Es gibt außerdem die Furcht vor einer Kettenreaktion in Europa. Sparer in Portugal, Spanien, Italien und anderen Ländern könnten in Panik geraten und versuchen, ihre Guthaben ebenfalls abzuheben oder in "sichere" Euro-Länder zu überweisen. Dann würden viele Banken zusammenbrechen.

Wie viel Zeit braucht ein Währungsschnitt?

Die Einführung von neuem Bargeld in Griechenland würde mehrere Wochen Vorlauf erfordern. 2003 bei der von den USA organisierten Währungsreform im Irak waren knapp drei Monate nötig, um Geld mit Spezialmaschinen zu drucken und mit schwer bewaffneten Transportern über das ganze Land zu verteilen.

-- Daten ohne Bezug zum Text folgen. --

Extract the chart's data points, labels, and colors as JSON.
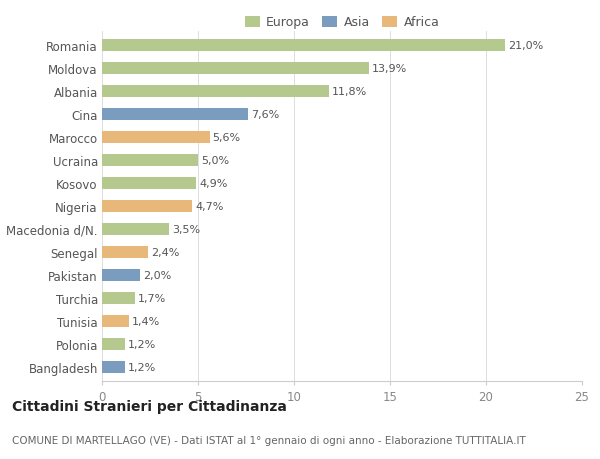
{
  "categories": [
    "Romania",
    "Moldova",
    "Albania",
    "Cina",
    "Marocco",
    "Ucraina",
    "Kosovo",
    "Nigeria",
    "Macedonia d/N.",
    "Senegal",
    "Pakistan",
    "Turchia",
    "Tunisia",
    "Polonia",
    "Bangladesh"
  ],
  "values": [
    21.0,
    13.9,
    11.8,
    7.6,
    5.6,
    5.0,
    4.9,
    4.7,
    3.5,
    2.4,
    2.0,
    1.7,
    1.4,
    1.2,
    1.2
  ],
  "labels": [
    "21,0%",
    "13,9%",
    "11,8%",
    "7,6%",
    "5,6%",
    "5,0%",
    "4,9%",
    "4,7%",
    "3,5%",
    "2,4%",
    "2,0%",
    "1,7%",
    "1,4%",
    "1,2%",
    "1,2%"
  ],
  "continents": [
    "Europa",
    "Europa",
    "Europa",
    "Asia",
    "Africa",
    "Europa",
    "Europa",
    "Africa",
    "Europa",
    "Africa",
    "Asia",
    "Europa",
    "Africa",
    "Europa",
    "Asia"
  ],
  "colors": {
    "Europa": "#b5c98e",
    "Asia": "#7a9cbf",
    "Africa": "#e8b87a"
  },
  "legend_order": [
    "Europa",
    "Asia",
    "Africa"
  ],
  "xlim": [
    0,
    25
  ],
  "xticks": [
    0,
    5,
    10,
    15,
    20,
    25
  ],
  "title": "Cittadini Stranieri per Cittadinanza",
  "subtitle": "COMUNE DI MARTELLAGO (VE) - Dati ISTAT al 1° gennaio di ogni anno - Elaborazione TUTTITALIA.IT",
  "bg_color": "#ffffff",
  "bar_height": 0.55,
  "label_fontsize": 8,
  "ytick_fontsize": 8.5,
  "xtick_fontsize": 8.5,
  "title_fontsize": 10,
  "subtitle_fontsize": 7.5
}
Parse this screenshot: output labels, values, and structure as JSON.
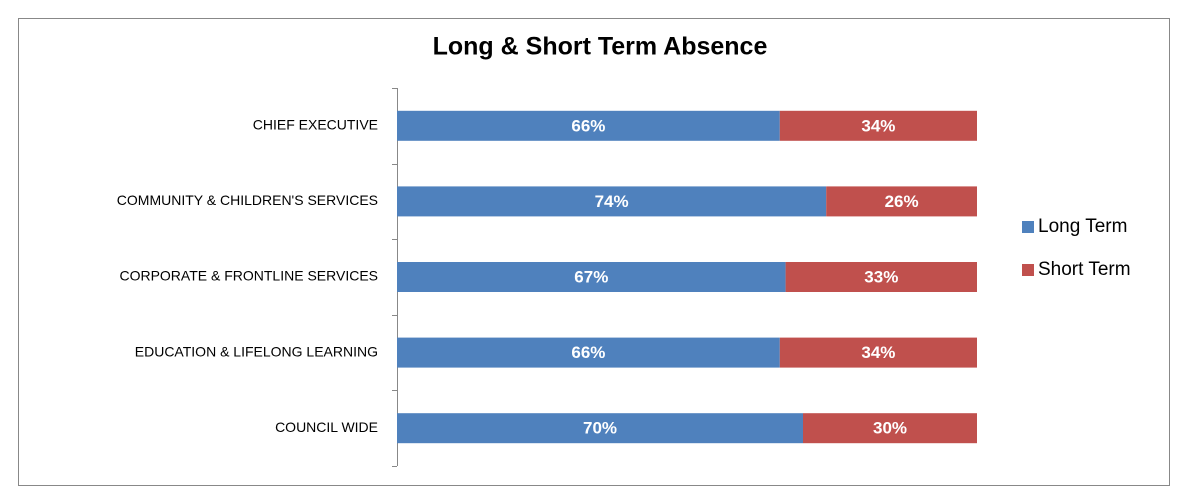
{
  "chart_data": {
    "type": "stacked-bar-horizontal",
    "title": "Long & Short Term Absence",
    "categories": [
      "CHIEF EXECUTIVE",
      "COMMUNITY & CHILDREN'S SERVICES",
      "CORPORATE & FRONTLINE SERVICES",
      "EDUCATION & LIFELONG LEARNING",
      "COUNCIL WIDE"
    ],
    "series": [
      {
        "name": "Long Term",
        "color": "#4f81bd",
        "values": [
          66,
          74,
          67,
          66,
          70
        ],
        "value_labels": [
          "66%",
          "74%",
          "67%",
          "66%",
          "70%"
        ]
      },
      {
        "name": "Short Term",
        "color": "#c0504d",
        "values": [
          34,
          26,
          33,
          34,
          30
        ],
        "value_labels": [
          "34%",
          "26%",
          "33%",
          "34%",
          "30%"
        ]
      }
    ],
    "xlim": [
      0,
      100
    ],
    "legend": "right"
  }
}
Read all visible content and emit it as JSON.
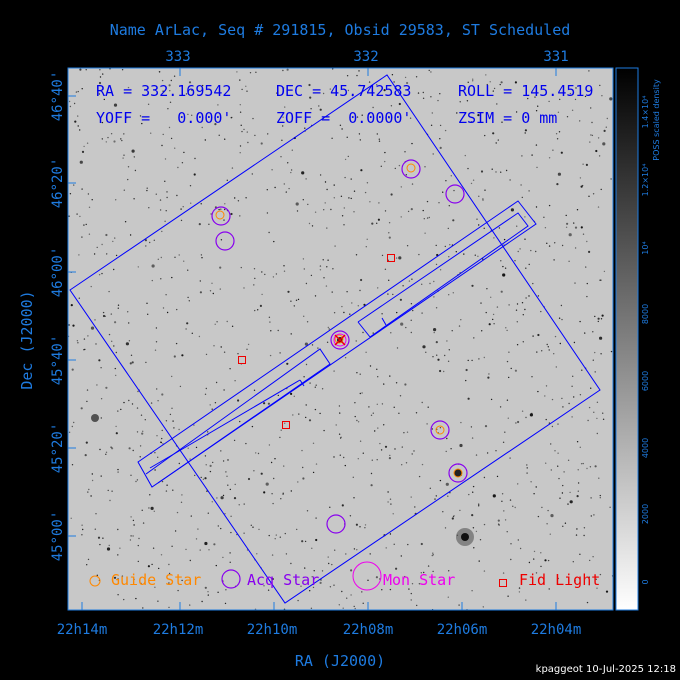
{
  "title": "Name ArLac, Seq # 291815, Obsid 29583, ST Scheduled",
  "footer": "kpaggeot 10-Jul-2025 12:18",
  "x_axis": {
    "label": "RA (J2000)",
    "bottom_ticks": [
      "22h14m",
      "22h12m",
      "22h10m",
      "22h08m",
      "22h06m",
      "22h04m"
    ],
    "top_ticks": [
      "333",
      "332",
      "331"
    ]
  },
  "y_axis": {
    "label": "Dec (J2000)",
    "ticks": [
      "46°40'",
      "46°20'",
      "46°00'",
      "45°40'",
      "45°20'",
      "45°00'"
    ]
  },
  "info": {
    "ra": "RA = 332.169542",
    "dec": "DEC = 45.742583",
    "roll": "ROLL = 145.4519",
    "yoff": "YOFF =   0.000'",
    "zoff": "ZOFF =  0.0000'",
    "zsim": "ZSIM = 0 mm"
  },
  "legend": {
    "guide": "Guide Star",
    "acq": "Acq Star",
    "mon": "Mon Star",
    "fid": "Fid Light"
  },
  "colorbar": {
    "ticks": [
      "0",
      "2000",
      "4000",
      "6000",
      "8000",
      "10⁴",
      "1.2×10⁴",
      "1.4×10⁴"
    ],
    "label": "POSS scaled density"
  },
  "colors": {
    "axis": "#1e7be0",
    "text_info": "#0000ee",
    "guide": "#ff8800",
    "acq": "#8800ee",
    "mon": "#ee00ee",
    "fid": "#ee0000",
    "outline": "#0000ff"
  }
}
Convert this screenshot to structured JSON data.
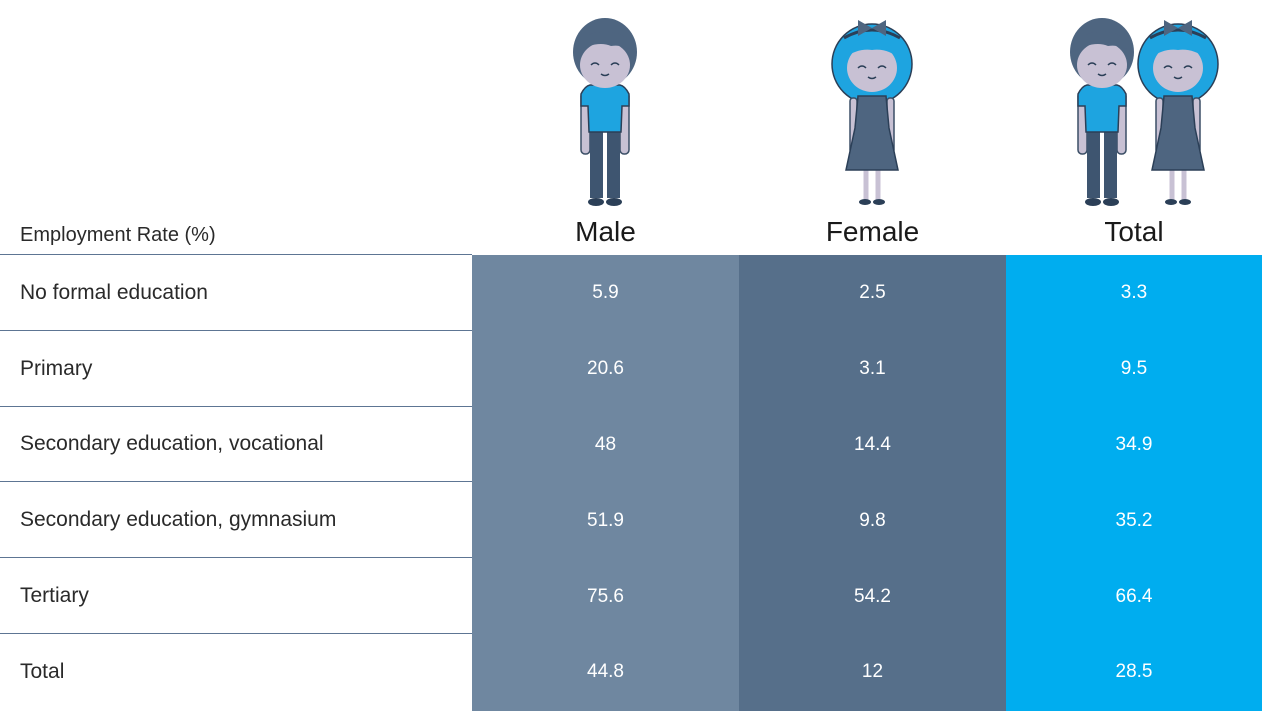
{
  "table": {
    "title": "Employment Rate (%)",
    "columns": [
      "Male",
      "Female",
      "Total"
    ],
    "rows": [
      {
        "label": "No formal education",
        "values": [
          5.9,
          2.5,
          3.3
        ]
      },
      {
        "label": "Primary",
        "values": [
          20.6,
          3.1,
          9.5
        ]
      },
      {
        "label": "Secondary education, vocational",
        "values": [
          48,
          14.4,
          34.9
        ]
      },
      {
        "label": "Secondary education, gymnasium",
        "values": [
          51.9,
          9.8,
          35.2
        ]
      },
      {
        "label": "Tertiary",
        "values": [
          75.6,
          54.2,
          66.4
        ]
      },
      {
        "label": "Total",
        "values": [
          44.8,
          12,
          28.5
        ]
      }
    ]
  }
}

Soll der Währungsschnitt über Nacht erfolgen, um Kapitalflucht einzudämmen, könnte man Euro-Noten in Griechenland mit besonderen Stempeln versehen. Die gestempelten Euro wären dann nur noch in Griechenland gültig. Euro-Münzen hätte keine Gültigkeit mehr, weil man sie nicht einfach kennzeichnen kann. Guthaben bei griechischem Banken müssten nach dem neuen Kurs umgestellt werden. Dazu bräuchten die Banken mehrere Tage.